Gather initial thoughts and broad opinions about the book.
1. Like Looking for Alaska, John Green’s Paper Towns and The Fault in Our Stars both focus on young people who are experiencing literal and existential journeys. Compare and contrast these novels’ main characters and overall messages.
2. Familiarize yourself with some of the author’s nonfiction work, such as The Anthropocene Reviewed: Essays on a Human-Centered Planet and his online shows. How do these works inform his fiction’s focus on subjects like mental health conditions and the search for meaning? What connections can you draw between the author’s own life experiences and some of the topics in Looking for Alaska?
Encourage readers to connect the book’s themes and characters with their personal experiences.
1. What do you think of Miles’s commitment to seeking the “Great Perhaps” that the poet Rabelais mentions in his last words? Do you have a mantra or piece of wisdom that you look to for guidance in life? If so, how have these words helped you?
2. Why do you think that Alaska is unable to forgive herself? When you make a mistake, do you find it easy or difficult to forgive yourself? Consider sharing a story about a time when you received or granted forgiveness and explain how this experience affected you.
3. The protagonist spends much of the novel grappling with the question of what happens to people after they die, and he eventually concludes that death is not the end because energy cannot be destroyed. Do you believe that life continues in some form after death? What experiences have shaped your beliefs on this subject?

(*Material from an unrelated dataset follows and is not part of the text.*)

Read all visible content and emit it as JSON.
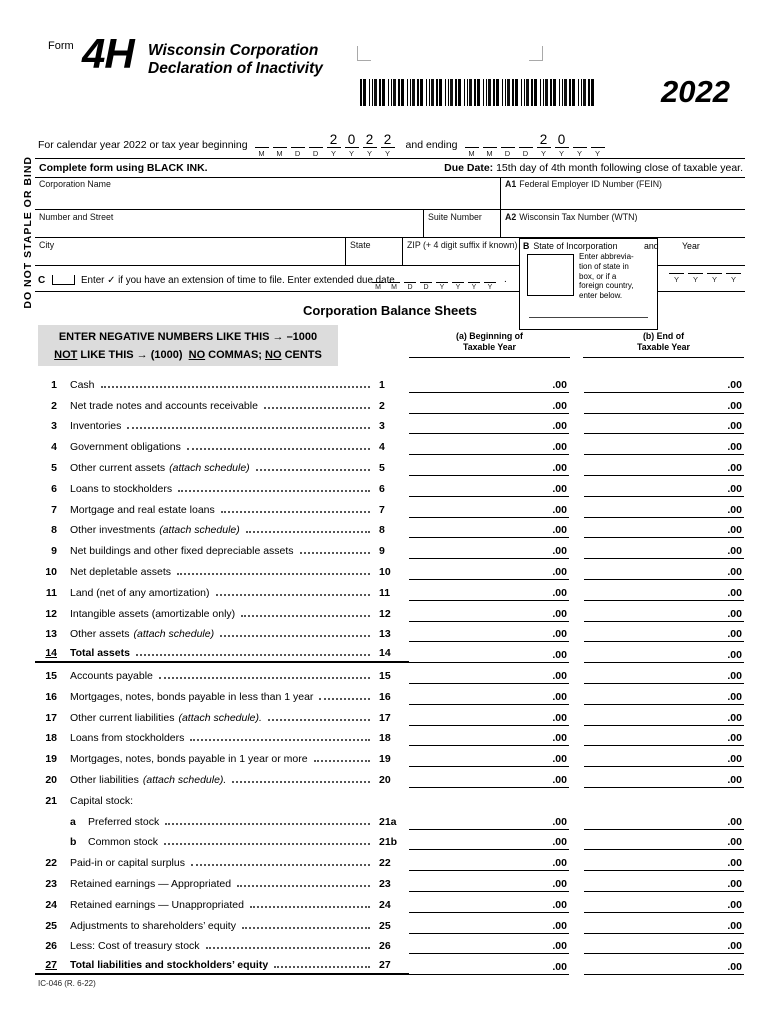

3. The Colonel’s friendship helps Miles to cope with Alaska’s death. Has a loyal friend ever helped you during a difficult time? Describe the experience and how it affected your relationship.
Examine the book’s relevance to societal issues, historical events, or cultural themes.

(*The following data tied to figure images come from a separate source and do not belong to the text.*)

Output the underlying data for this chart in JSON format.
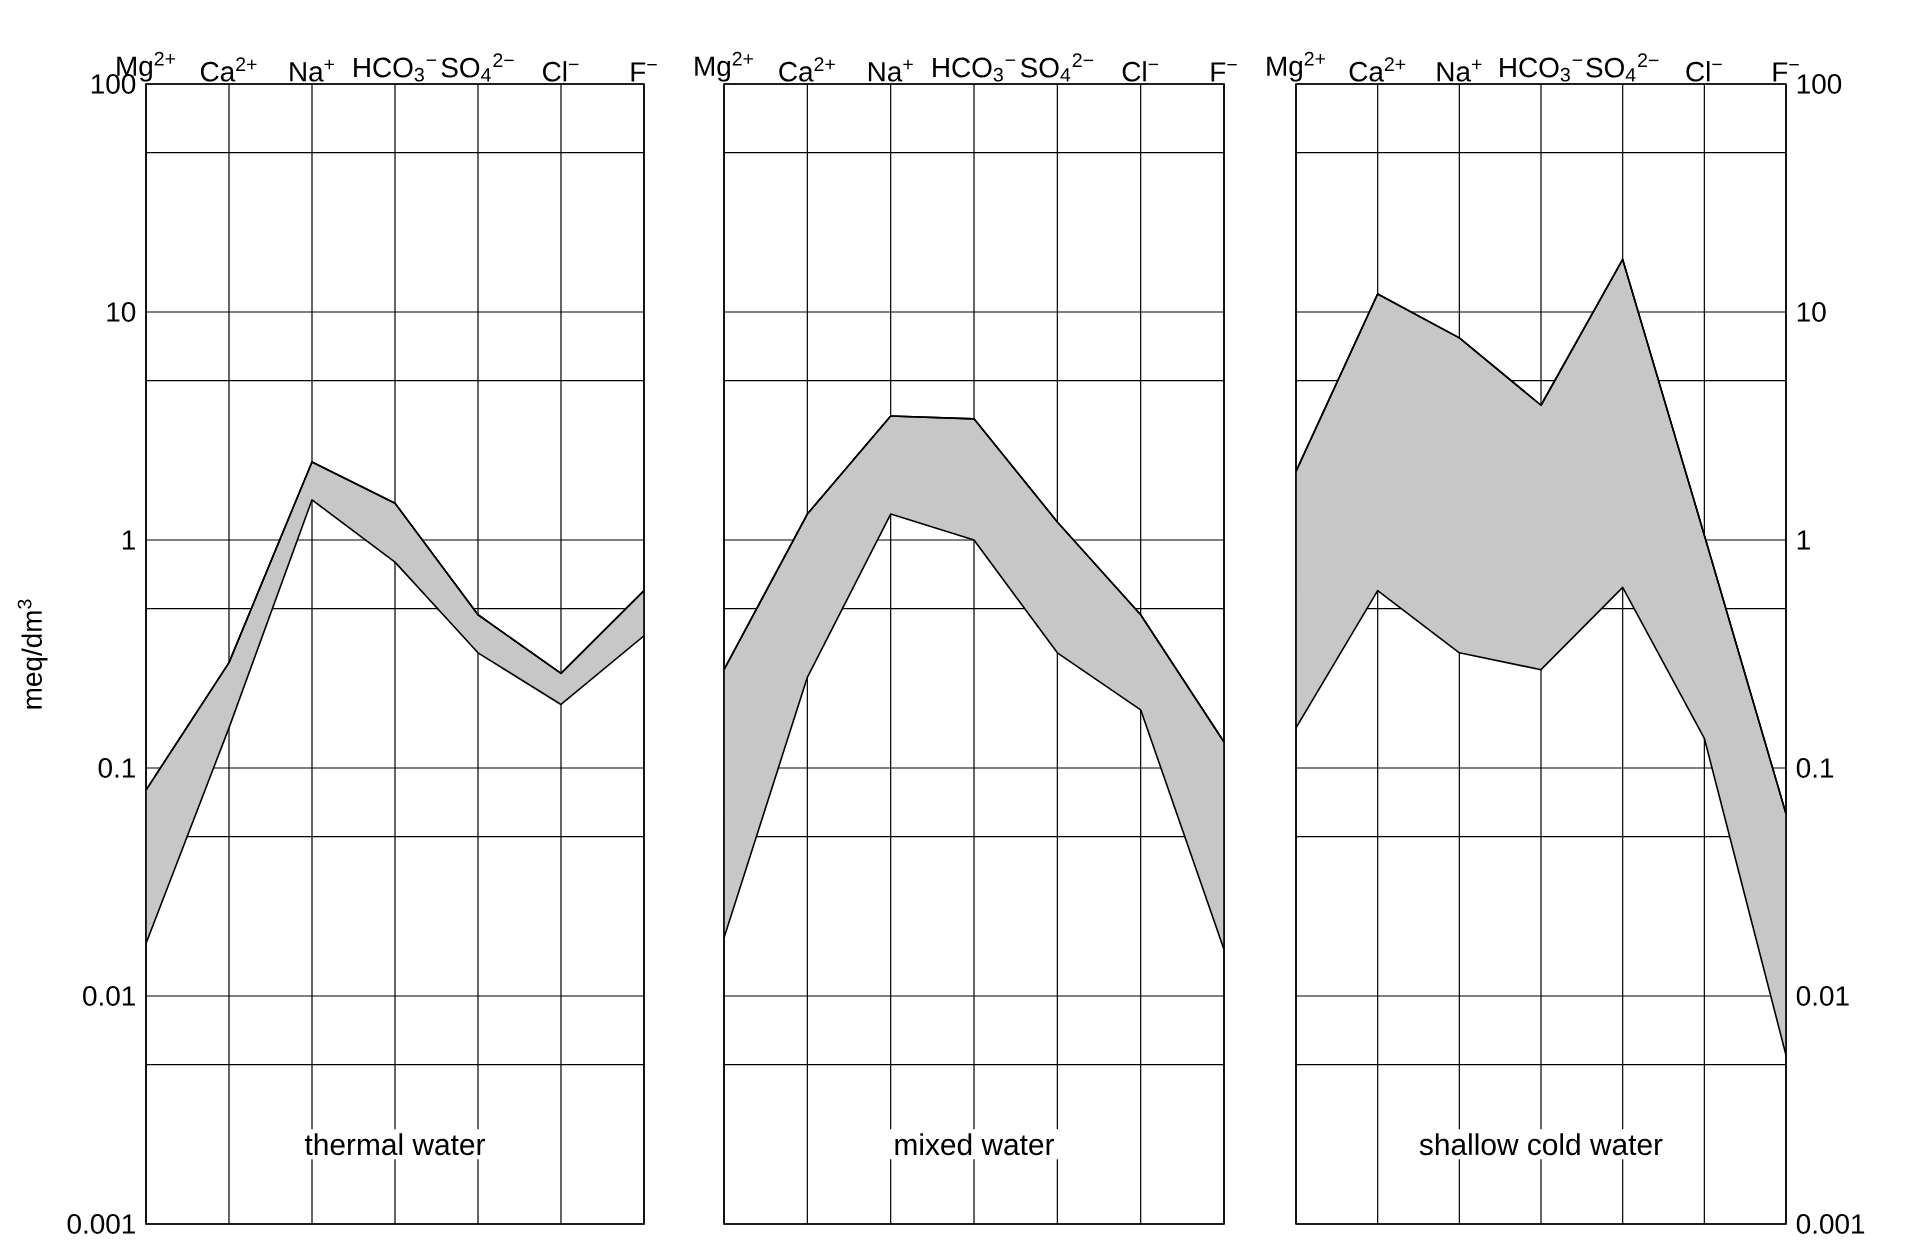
{
  "chart_data": [
    {
      "type": "line",
      "title": "thermal water",
      "ylabel": "meq/dm$^{3}$",
      "categories": [
        "Mg$^{2+}$",
        "Ca$^{2+}$",
        "Na$^{+}$",
        "HCO$_{3}$$^{−}$",
        "SO$_{4}$$^{2−}$",
        "Cl$^{−}$",
        "F$^{−}$"
      ],
      "series": [
        {
          "color": "#000000",
          "values": [
            0.08,
            0.29,
            2.2,
            1.45,
            0.47,
            0.26,
            0.6
          ],
          "lower": [
            0.017,
            0.15,
            1.5,
            0.8,
            0.32,
            0.19,
            0.38
          ],
          "upper": [
            0.08,
            0.29,
            2.2,
            1.45,
            0.47,
            0.26,
            0.6
          ]
        }
      ],
      "log": true,
      "ylim": [
        0.001,
        100
      ],
      "yticks": [
        0.001,
        {
          "value": 0.005,
          "label": null
        },
        0.01,
        {
          "value": 0.05,
          "label": null
        },
        0.1,
        {
          "value": 0.5,
          "label": null
        },
        1,
        {
          "value": 5,
          "label": null
        },
        10,
        {
          "value": 50,
          "label": null
        },
        100
      ],
      "grid": true
    },
    {
      "type": "line",
      "title": "mixed water",
      "categories": [
        "Mg$^{2+}$",
        "Ca$^{2+}$",
        "Na$^{+}$",
        "HCO$_{3}$$^{−}$",
        "SO$_{4}$$^{2−}$",
        "Cl$^{−}$",
        "F$^{−}$"
      ],
      "series": [
        {
          "color": "#000000",
          "values": [
            0.27,
            1.3,
            3.5,
            3.4,
            1.2,
            0.47,
            0.13
          ],
          "lower": [
            0.018,
            0.25,
            1.3,
            1.0,
            0.32,
            0.18,
            0.016
          ],
          "upper": [
            0.27,
            1.3,
            3.5,
            3.4,
            1.2,
            0.47,
            0.13
          ]
        }
      ],
      "log": true,
      "ylim": [
        0.001,
        100
      ],
      "yticks": [
        0.001,
        {
          "value": 0.005,
          "label": null
        },
        0.01,
        {
          "value": 0.05,
          "label": null
        },
        0.1,
        {
          "value": 0.5,
          "label": null
        },
        1,
        {
          "value": 5,
          "label": null
        },
        10,
        {
          "value": 50,
          "label": null
        },
        100
      ],
      "grid": true,
      "tick_labels": "x"
    },
    {
      "type": "line",
      "title": "shallow cold water",
      "categories": [
        "Mg$^{2+}$",
        "Ca$^{2+}$",
        "Na$^{+}$",
        "HCO$_{3}$$^{−}$",
        "SO$_{4}$$^{2−}$",
        "Cl$^{−}$",
        "F$^{−}$"
      ],
      "series": [
        {
          "color": "#000000",
          "axis": "y2",
          "values": [
            2.0,
            12,
            7.7,
            3.9,
            17,
            1.05,
            0.063
          ],
          "lower": [
            0.15,
            0.6,
            0.32,
            0.27,
            0.62,
            0.135,
            0.0055
          ],
          "upper": [
            2.0,
            12,
            7.7,
            3.9,
            17,
            1.05,
            0.063
          ]
        }
      ],
      "log": "y2",
      "y2lim": [
        0.001,
        100
      ],
      "y2ticks": [
        0.001,
        {
          "value": 0.005,
          "label": null
        },
        0.01,
        {
          "value": 0.05,
          "label": null
        },
        0.1,
        {
          "value": 0.5,
          "label": null
        },
        1,
        {
          "value": 5,
          "label": null
        },
        10,
        {
          "value": 50,
          "label": null
        },
        100
      ],
      "grid": true
    }
  ]
}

1. Alaska drives drunk and then dies in a car accident. What point does Green make about the effects of substance abuse and intoxicated driving?
2. The narrative implies that Alaska may have died by suicide. What insights can this story offer about how to help people with mental health conditions like depression?
3. The story explores Miles’s efforts to reckon with Alaska’s death. How might this novel resonate with people who are impacted by loss and grief, especially young people who have lost friends?
Dive into the book’s structure, characters, themes, and symbolism.
1. How does Gren use the motif of the labyrinth to develop the theme of guilt and forgiveness? How do Alaska, Miles, and the Colonel’s differing answers to the question, “How will I ever escape this labyrinth?” inform their characterization?
2. Although the novel focuses on Miles and Alaska, they are friends with several other characters at Culver Creek. Select two supporting characters from among their classmates and discuss the ways in which each character contributes to the theme of loyalty and friendship.
3. Dr. Hyde’s World Religions class has a profound impact on the protagonist’s thinking. What specific beliefs does Miles encounter through this course? How do they advance both his characterization and the theme of religion and philosophy?
4. How does the swan symbolize Alaska? What does this recurring symbol suggest about Alaska’s relationship with Miles?
5. Much of the novel takes place at the boarding school. How does the setting of Culver Creek shape the novel’s structure, characters, and overall meaning?
Encourage imaginative and creative connections to the book.
1. Create a playlist for Looking for Alaska that captures the deep emotions and complex questions that the characters grapple with over the course of the novel. What reasoning influenced your choices?
2. Imagine that Green decides to write a sequel about Miles’s life after Culver Creek. Where do you think Miles will go next? How might his experiences in this novel have a lasting impact on his decisions and worldview?
3. Imagine that you are invited to attend a school like Culver Creek. Would you want to study at a boarding school or not? What potential advantages and disadvantages do you see to this system?